Finding the Balance Between Fairness and Opportunity
This situation perfectly illustrates the complexities of economic policymaking, where good intentions can produce contradictory pressures and where there are no easy answers. On one hand, there’s a clear moral case for equal pay—why should a 20-year-old doing the same work as a 21-year-old earn substantially less? Young people face many of the same living costs as older workers; their rent doesn’t come with an age discount, nor does their grocery bill. The current system essentially institutionalizes age discrimination in the workplace, valuing younger workers’ labor as inherently less worthy of fair compensation. On the other hand, the economic concerns aren’t entirely without merit. If businesses, particularly small ones already squeezed by rising costs, respond to higher wage requirements by simply hiring fewer young people, those young workers end up worse off—no job at all rather than a lower-paid one.

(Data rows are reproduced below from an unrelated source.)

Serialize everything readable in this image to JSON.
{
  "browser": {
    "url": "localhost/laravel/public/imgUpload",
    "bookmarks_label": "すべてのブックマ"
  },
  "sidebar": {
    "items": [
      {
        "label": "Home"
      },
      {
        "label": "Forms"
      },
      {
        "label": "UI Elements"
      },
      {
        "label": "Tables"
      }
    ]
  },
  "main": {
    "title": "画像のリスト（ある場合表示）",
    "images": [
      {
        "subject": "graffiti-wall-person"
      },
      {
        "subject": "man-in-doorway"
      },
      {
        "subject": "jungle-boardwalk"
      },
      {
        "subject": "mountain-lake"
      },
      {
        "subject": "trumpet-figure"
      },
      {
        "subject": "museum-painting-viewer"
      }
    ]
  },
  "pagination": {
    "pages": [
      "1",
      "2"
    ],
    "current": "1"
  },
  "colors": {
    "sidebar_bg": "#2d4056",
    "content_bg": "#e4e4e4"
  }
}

The solution likely lies not in delaying wage equality indefinitely but in accompanying it with robust support measures that make youth employment attractive to businesses through other means—better training subsidies, more comprehensive apprenticeship programs, and perhaps temporary tax incentives that offset the increased wage costs. The government’s challenge is to thread this needle carefully, delivering on its promise of fairness to young workers while ensuring that promise doesn’t backfire by making them less employable. Whatever path is chosen, clear communication and a definite timeline will be essential to maintaining trust with the hundreds of thousands of young workers who were counting on this commitment.